I'm amazed at the wealth of information I've received from one simple post. I truly appreciate all the help I've gotten from the good people of this forum. As soon as I get a chance to cut these pieces, I'll see if I can post some pics so those who've helped can see the fruits of their assistance! Thank you all so very much.


----------



## mpbc48 (Sep 17, 2010)

ltrivett said:


> Thank you for the spreadsheet, I'll be using it!


Hi ltrivett,

You are welcome.

And yes, please post pics when you can.

Mike


----------



## AxlMyk (Jun 13, 2006)

To make my tapered lighthouse sides, I first built a jig to cut them.
It is as tall as the sides will be, and has 2 steps in the bottom edge which are (c) 1/2 the distance of the bottom edge (b) minus the top edge (a).
I cut the sheet stock on the table saw with the sheet on the first stop, turn that piece over, place on the second stop, and make the next cut.
Very simple to do. After making the first cut, just turn the stock over and continue cutting the remaining pieces.

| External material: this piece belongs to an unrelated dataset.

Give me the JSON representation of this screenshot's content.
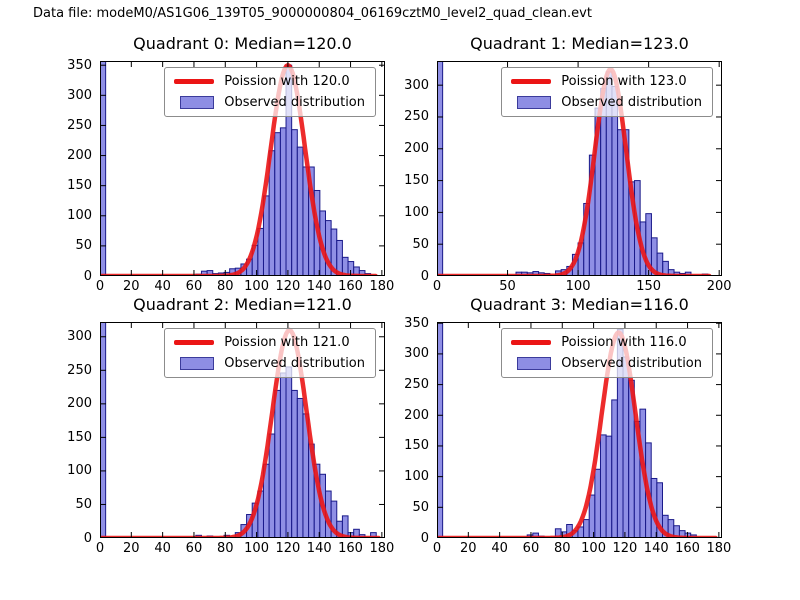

I then use the router table with a chamfer bit to form the correct angle.
In my case with an 8 sided LH, I use a 22.5º bit. In your case, a 30º bit.


----------



## anora (Sep 6, 2011)

Well...

Thanks for sharing the calculator to cut the 6 sided polygons..
Its very useful for all of us...


----------



## mpbc48 (Sep 17, 2010)

You are welcome Anora.

Mike


----------



## The Warthog (Nov 29, 2010)

Whatever you do, cut your first attempt out of stiff cardboard or cheap plywood, and see how it comes together. Then you can make adjustments as necessary before you get into real wood.


----------